Previous research has demonstrated that the family of coronaviruses are resistant to a variety of nucleoside antiviral therapies. Antivirals work by introducing errors into the genetic code of the virus in an attempt to block replication, but nsp14-ExoN corrects them and continues the process.

However, some therapies like molnupiravir, which is being developed by Ridgeback Biotherapeutics, are able to circumvent nsp14-ExoN.

"If you can find a drug that prevents RNA recombination, you really shut down the virus," Andrew Routh, a co-corresponding author on the paper said. "It's really intriguing in terms of what we understand about virus adaptation and evolution."

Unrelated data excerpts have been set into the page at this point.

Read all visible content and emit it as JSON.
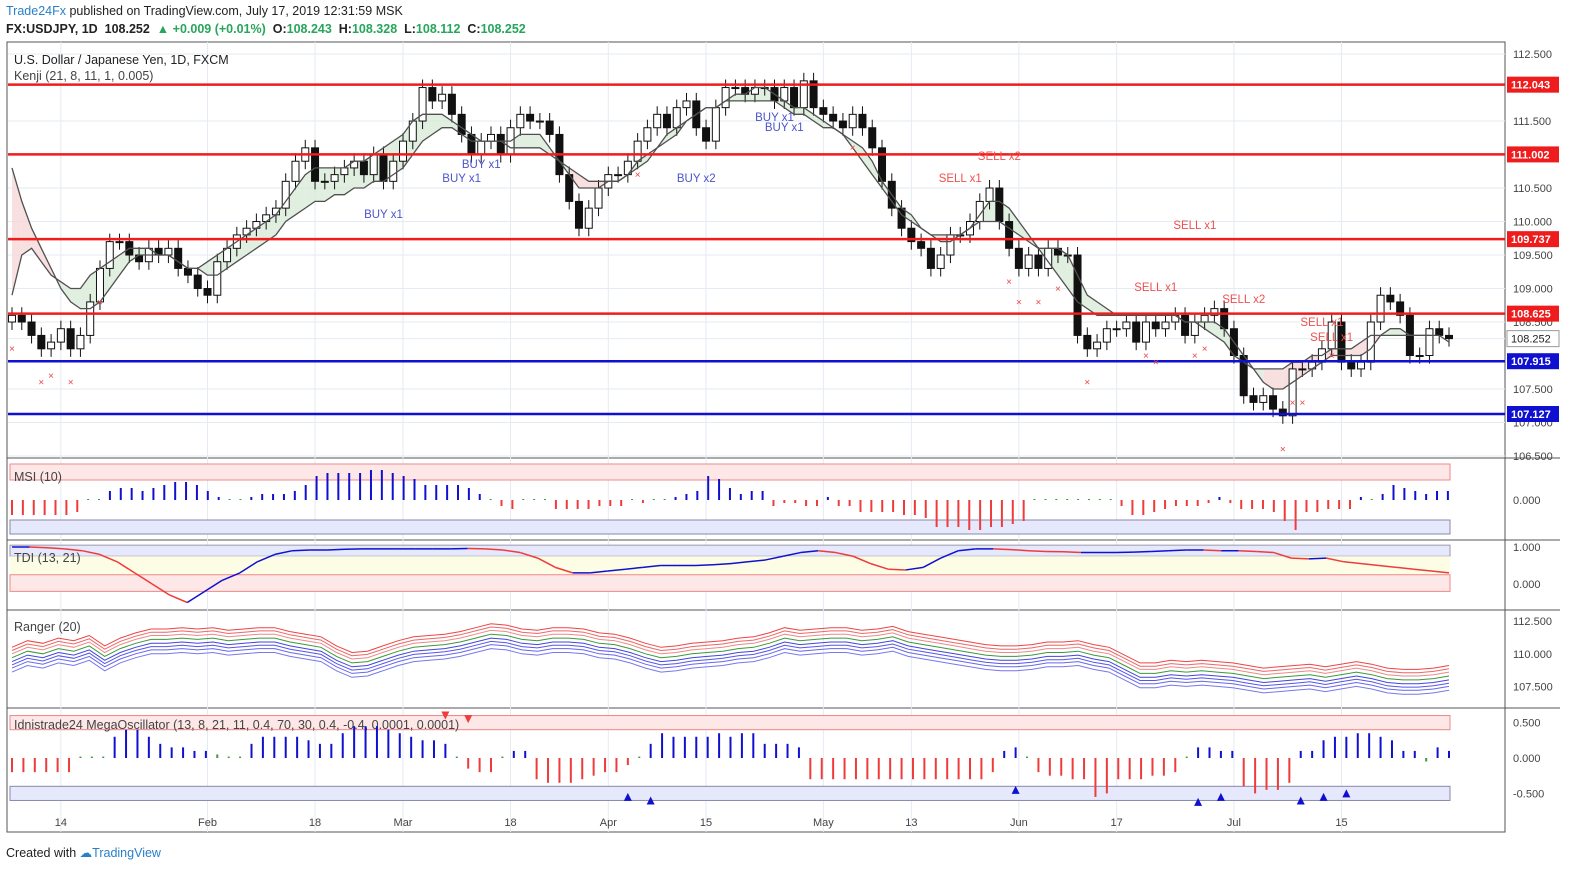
{
  "header": {
    "brand": "Trade24Fx",
    "published": " published on TradingView.com, July 17, 2019 12:31:59 MSK",
    "symbol": "FX:USDJPY, 1D",
    "last": "108.252",
    "change": "+0.009 (+0.01%)",
    "o_label": "O:",
    "o": "108.243",
    "h_label": "H:",
    "h": "108.328",
    "l_label": "L:",
    "l": "108.112",
    "c_label": "C:",
    "c": "108.252"
  },
  "footer": {
    "created": "Created with",
    "logo": "TradingView"
  },
  "colors": {
    "up": "#26a65b",
    "down": "#ef3b3b",
    "support": "#1010d0",
    "resistance": "#ee1c1c",
    "buy": "#4a55c8",
    "sell": "#ee5050",
    "line_green": "#3b9a3b"
  },
  "chart_data": [
    {
      "type": "line",
      "title": "U.S. Dollar / Japanese Yen, 1D, FXCM",
      "indicator": "Kenji (21, 8, 11, 1, 0.005)",
      "x_ticks": [
        "14",
        "Feb",
        "18",
        "Mar",
        "18",
        "Apr",
        "15",
        "May",
        "13",
        "Jun",
        "17",
        "Jul",
        "15"
      ],
      "y_ticks": [
        "112.500",
        "111.500",
        "110.500",
        "110.000",
        "109.500",
        "109.000",
        "108.500",
        "108.252",
        "107.500",
        "107.000",
        "106.500"
      ],
      "ylim": [
        106.5,
        112.65
      ],
      "horizontal_levels": [
        {
          "value": 112.043,
          "label": "112.043",
          "kind": "resistance"
        },
        {
          "value": 111.002,
          "label": "111.002",
          "kind": "resistance"
        },
        {
          "value": 109.737,
          "label": "109.737",
          "kind": "resistance"
        },
        {
          "value": 108.625,
          "label": "108.625",
          "kind": "resistance"
        },
        {
          "value": 107.915,
          "label": "107.915",
          "kind": "support"
        },
        {
          "value": 107.127,
          "label": "107.127",
          "kind": "support"
        }
      ],
      "last_price": {
        "value": 108.252,
        "label": "108.252"
      },
      "close": [
        108.6,
        108.5,
        108.3,
        108.1,
        108.2,
        108.4,
        108.1,
        108.3,
        108.8,
        109.3,
        109.7,
        109.7,
        109.5,
        109.4,
        109.6,
        109.5,
        109.6,
        109.3,
        109.2,
        109.0,
        108.9,
        109.4,
        109.6,
        109.8,
        109.9,
        110.0,
        110.1,
        110.2,
        110.6,
        110.9,
        111.1,
        110.6,
        110.6,
        110.7,
        110.8,
        110.9,
        110.7,
        111.0,
        110.6,
        110.9,
        111.2,
        111.5,
        112.0,
        111.8,
        111.9,
        111.6,
        111.3,
        111.0,
        111.2,
        111.3,
        111.0,
        111.4,
        111.6,
        111.5,
        111.5,
        111.3,
        110.7,
        110.3,
        109.9,
        110.2,
        110.5,
        110.7,
        110.7,
        110.9,
        111.2,
        111.4,
        111.6,
        111.4,
        111.7,
        111.8,
        111.4,
        111.2,
        111.7,
        112.0,
        112.0,
        111.9,
        112.0,
        112.0,
        111.8,
        112.0,
        111.7,
        112.1,
        111.7,
        111.6,
        111.5,
        111.4,
        111.6,
        111.4,
        111.1,
        110.6,
        110.2,
        109.9,
        109.7,
        109.6,
        109.3,
        109.5,
        109.8,
        109.8,
        110.0,
        110.3,
        110.5,
        110.0,
        109.6,
        109.3,
        109.5,
        109.3,
        109.6,
        109.5,
        109.5,
        108.3,
        108.1,
        108.2,
        108.4,
        108.4,
        108.5,
        108.2,
        108.5,
        108.4,
        108.5,
        108.6,
        108.3,
        108.5,
        108.6,
        108.7,
        108.4,
        108.0,
        107.4,
        107.3,
        107.4,
        107.2,
        107.1,
        107.8,
        107.8,
        107.9,
        108.1,
        108.5,
        107.9,
        107.8,
        107.9,
        108.5,
        108.9,
        108.8,
        108.6,
        108.0,
        108.0,
        108.4,
        108.3,
        108.252
      ],
      "series": [
        {
          "kind": "kenji_fast",
          "values": [
            108.9,
            109.5,
            109.6,
            109.4,
            109.2,
            109.1,
            109.0,
            109.0,
            109.2,
            109.3,
            109.4,
            109.5,
            109.6,
            109.6,
            109.6,
            109.5,
            109.5,
            109.4,
            109.3,
            109.3,
            109.4,
            109.5,
            109.6,
            109.7,
            109.8,
            109.9,
            110.0,
            110.1,
            110.3,
            110.5,
            110.7,
            110.8,
            110.8,
            110.8,
            110.8,
            110.9,
            110.9,
            111.0,
            111.1,
            111.2,
            111.3,
            111.5,
            111.6,
            111.6,
            111.6,
            111.5,
            111.4,
            111.3,
            111.2,
            111.2,
            111.2,
            111.2,
            111.3,
            111.3,
            111.3,
            111.1,
            110.9,
            110.7,
            110.5,
            110.5,
            110.5,
            110.6,
            110.6,
            110.7,
            110.9,
            111.0,
            111.1,
            111.3,
            111.4,
            111.5,
            111.6,
            111.7,
            111.7,
            111.8,
            111.9,
            111.9,
            112.0,
            112.0,
            111.9,
            111.8,
            111.7,
            111.7,
            111.6,
            111.5,
            111.4,
            111.3,
            111.2,
            111.1,
            110.9,
            110.6,
            110.4,
            110.2,
            110.1,
            109.9,
            109.8,
            109.7,
            109.7,
            109.8,
            109.9,
            110.1,
            110.3,
            110.3,
            110.2,
            110.0,
            109.8,
            109.6,
            109.6,
            109.6,
            109.5,
            109.2,
            108.9,
            108.8,
            108.7,
            108.6,
            108.6,
            108.6,
            108.6,
            108.6,
            108.6,
            108.6,
            108.5,
            108.5,
            108.5,
            108.5,
            108.4,
            108.2,
            108.0,
            107.8,
            107.6,
            107.5,
            107.5,
            107.6,
            107.7,
            107.8,
            107.9,
            108.0,
            108.0,
            108.0,
            108.0,
            108.1,
            108.3,
            108.4,
            108.4,
            108.3,
            108.3,
            108.3,
            108.3,
            108.2
          ]
        },
        {
          "kind": "kenji_slow",
          "values": [
            110.8,
            110.3,
            109.9,
            109.6,
            109.3,
            109.0,
            108.8,
            108.7,
            108.7,
            108.8,
            109.0,
            109.2,
            109.4,
            109.5,
            109.5,
            109.5,
            109.5,
            109.4,
            109.3,
            109.3,
            109.2,
            109.2,
            109.3,
            109.4,
            109.5,
            109.6,
            109.7,
            109.8,
            110.0,
            110.1,
            110.2,
            110.3,
            110.3,
            110.4,
            110.4,
            110.5,
            110.5,
            110.6,
            110.6,
            110.7,
            110.8,
            111.0,
            111.2,
            111.3,
            111.4,
            111.4,
            111.3,
            111.2,
            111.2,
            111.2,
            111.2,
            111.1,
            111.1,
            111.1,
            111.1,
            111.0,
            110.9,
            110.8,
            110.7,
            110.6,
            110.6,
            110.6,
            110.6,
            110.7,
            110.8,
            110.9,
            111.1,
            111.2,
            111.3,
            111.5,
            111.6,
            111.7,
            111.7,
            111.8,
            111.8,
            111.8,
            111.8,
            111.8,
            111.8,
            111.7,
            111.6,
            111.6,
            111.5,
            111.4,
            111.4,
            111.3,
            111.1,
            110.9,
            110.7,
            110.5,
            110.3,
            110.1,
            110.0,
            109.9,
            109.8,
            109.8,
            109.8,
            109.8,
            109.9,
            110.0,
            110.0,
            110.0,
            109.9,
            109.8,
            109.7,
            109.6,
            109.4,
            109.2,
            109.0,
            108.8,
            108.7,
            108.6,
            108.6,
            108.6,
            108.6,
            108.6,
            108.6,
            108.6,
            108.6,
            108.6,
            108.5,
            108.5,
            108.4,
            108.3,
            108.2,
            108.0,
            107.9,
            107.8,
            107.8,
            107.8,
            107.8,
            107.9,
            107.9,
            108.0,
            108.0,
            108.1,
            108.1,
            108.1,
            108.2,
            108.3,
            108.3,
            108.3,
            108.3,
            108.3,
            108.3,
            108.3
          ]
        }
      ],
      "annotations": [
        "SELL x2",
        "SELL x1",
        "SELL x1",
        "SELL x1",
        "SELL x2",
        "SELL x1",
        "SELL x1",
        "BUY x1",
        "BUY x1",
        "BUY x1",
        "BUY x2",
        "BUY x1",
        "BUY x1"
      ]
    },
    {
      "type": "bar",
      "title": "MSI (10)",
      "y_ticks": [
        "0.000"
      ],
      "values": [
        -0.5,
        -0.5,
        -0.5,
        -0.5,
        -0.5,
        -0.5,
        -0.4,
        0,
        0,
        0.3,
        0.4,
        0.4,
        0.3,
        0.4,
        0.5,
        0.6,
        0.6,
        0.5,
        0.3,
        0.1,
        0,
        0,
        0.1,
        0.2,
        0.2,
        0.2,
        0.3,
        0.5,
        0.8,
        0.9,
        0.9,
        0.9,
        0.9,
        1.0,
        1.0,
        0.9,
        0.8,
        0.7,
        0.5,
        0.5,
        0.5,
        0.5,
        0.4,
        0.2,
        0,
        -0.2,
        -0.3,
        0,
        0,
        0,
        -0.3,
        -0.3,
        -0.3,
        -0.3,
        -0.2,
        -0.2,
        -0.2,
        0,
        -0.1,
        0,
        0,
        0.1,
        0.2,
        0.3,
        0.8,
        0.7,
        0.4,
        0.2,
        0.3,
        0.3,
        -0.2,
        -0.1,
        -0.1,
        -0.2,
        -0.2,
        0.1,
        -0.2,
        -0.2,
        -0.4,
        -0.4,
        -0.4,
        -0.4,
        -0.5,
        -0.5,
        -0.6,
        -0.9,
        -0.9,
        -0.9,
        -1.0,
        -1.0,
        -0.9,
        -0.9,
        -0.8,
        -0.7,
        0,
        0,
        0,
        0,
        0,
        0,
        0,
        0,
        -0.2,
        -0.5,
        -0.5,
        -0.4,
        -0.3,
        -0.2,
        -0.2,
        -0.2,
        -0.1,
        0.1,
        -0.1,
        -0.3,
        -0.3,
        -0.3,
        -0.4,
        -0.7,
        -1.0,
        -0.4,
        -0.4,
        -0.3,
        -0.3,
        -0.3,
        0.1,
        0,
        0.2,
        0.5,
        0.4,
        0.3,
        0.2,
        0.3,
        0.3
      ]
    },
    {
      "type": "line",
      "title": "TDI (13, 21)",
      "y_ticks": [
        "1.000",
        "0.000"
      ],
      "values": [
        1,
        1,
        0.98,
        0.95,
        0.9,
        0.8,
        0.6,
        0.3,
        0,
        -0.3,
        -0.5,
        -0.2,
        0.1,
        0.3,
        0.6,
        0.8,
        0.9,
        0.92,
        0.92,
        0.94,
        0.95,
        0.95,
        0.95,
        0.95,
        0.95,
        0.95,
        0.96,
        0.95,
        0.92,
        0.85,
        0.7,
        0.45,
        0.3,
        0.3,
        0.35,
        0.4,
        0.45,
        0.5,
        0.5,
        0.5,
        0.52,
        0.55,
        0.6,
        0.65,
        0.75,
        0.85,
        0.9,
        0.85,
        0.75,
        0.55,
        0.4,
        0.38,
        0.45,
        0.7,
        0.9,
        0.95,
        0.95,
        0.93,
        0.9,
        0.88,
        0.87,
        0.85,
        0.85,
        0.85,
        0.86,
        0.88,
        0.9,
        0.92,
        0.92,
        0.9,
        0.9,
        0.88,
        0.85,
        0.7,
        0.68,
        0.7,
        0.6,
        0.55,
        0.5,
        0.45,
        0.4,
        0.35,
        0.3
      ]
    },
    {
      "type": "line",
      "title": "Ranger (20)",
      "y_ticks": [
        "112.500",
        "110.000",
        "107.500"
      ],
      "series": [
        {
          "name": "upper_red",
          "values": [
            110.5,
            111.0,
            110.8,
            111.2,
            111.0,
            111.4,
            110.6,
            111.2,
            111.6,
            111.9,
            111.9,
            112.0,
            111.9,
            112.0,
            111.8,
            111.9,
            112.0,
            112.0,
            111.7,
            111.5,
            111.3,
            110.6,
            110.1,
            110.2,
            110.6,
            111.0,
            111.3,
            111.4,
            111.5,
            111.7,
            112.0,
            112.3,
            112.2,
            111.9,
            111.8,
            112.0,
            112.0,
            111.9,
            111.6,
            111.5,
            111.2,
            110.8,
            110.5,
            110.6,
            110.8,
            110.9,
            111.0,
            111.2,
            111.3,
            111.6,
            112.0,
            111.8,
            111.9,
            112.0,
            112.0,
            111.8,
            111.9,
            112.1,
            111.7,
            111.5,
            111.3,
            111.1,
            110.9,
            110.7,
            110.6,
            110.6,
            110.7,
            110.9,
            110.9,
            111.0,
            110.7,
            110.5,
            109.9,
            109.3,
            109.3,
            109.5,
            109.4,
            109.5,
            109.4,
            109.3,
            109.1,
            108.9,
            109.0,
            109.1,
            109.2,
            109.0,
            109.2,
            109.4,
            109.2,
            108.9,
            108.8,
            108.8,
            108.9,
            109.1
          ]
        }
      ]
    },
    {
      "type": "bar",
      "title": "Idnistrade24 MegaOscillator (13, 8, 21, 11, 0.4, 70, 30, 0.4, -0.4, 0.0001, 0.0001)",
      "y_ticks": [
        "0.500",
        "0.000",
        "-0.500"
      ],
      "ylim": [
        -0.65,
        0.65
      ],
      "values": [
        -0.2,
        -0.2,
        -0.2,
        -0.2,
        -0.2,
        -0.2,
        0,
        0,
        0,
        0.3,
        0.4,
        0.4,
        0.3,
        0.2,
        0.15,
        0.15,
        0.1,
        0.1,
        0.05,
        0,
        0,
        0.2,
        0.3,
        0.3,
        0.3,
        0.3,
        0.25,
        0.2,
        0.2,
        0.35,
        0.45,
        0.45,
        0.45,
        0.4,
        0.35,
        0.3,
        0.25,
        0.25,
        0.2,
        0,
        -0.15,
        -0.2,
        -0.2,
        0,
        0.1,
        0.1,
        -0.3,
        -0.35,
        -0.35,
        -0.35,
        -0.3,
        -0.25,
        -0.2,
        -0.2,
        -0.1,
        0,
        0.2,
        0.35,
        0.3,
        0.3,
        0.3,
        0.3,
        0.35,
        0.3,
        0.35,
        0.35,
        0.2,
        0.2,
        0.2,
        0.15,
        -0.3,
        -0.3,
        -0.3,
        -0.3,
        -0.3,
        -0.3,
        -0.3,
        -0.3,
        -0.3,
        -0.3,
        -0.3,
        -0.3,
        -0.3,
        -0.3,
        -0.3,
        -0.3,
        -0.2,
        0.1,
        0.15,
        0,
        -0.2,
        -0.25,
        -0.25,
        -0.3,
        -0.3,
        -0.55,
        -0.5,
        -0.3,
        -0.3,
        -0.3,
        -0.25,
        -0.25,
        -0.2,
        0,
        0.15,
        0.15,
        0.1,
        0.1,
        -0.4,
        -0.5,
        -0.45,
        -0.45,
        -0.35,
        0.1,
        0.1,
        0.25,
        0.3,
        0.3,
        0.35,
        0.35,
        0.3,
        0.25,
        0.1,
        0.1,
        -0.05,
        0.15,
        0.1
      ]
    }
  ]
}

Additional findings showed that the recombination process does not always work and can occasionally result in a defective genome, disabling the virus. This information may be of benefit to vaccine manufactures, as they may be able to exploit the defective genomes.

"We need to understand the capacity of all kinds of viruses to move between species and the mechanisms by which they cause disease," Denison said. "We need to make sure that there are fundamental things that we know about all identified viruses -- their genomic sequences, for example, and some basics about their biology."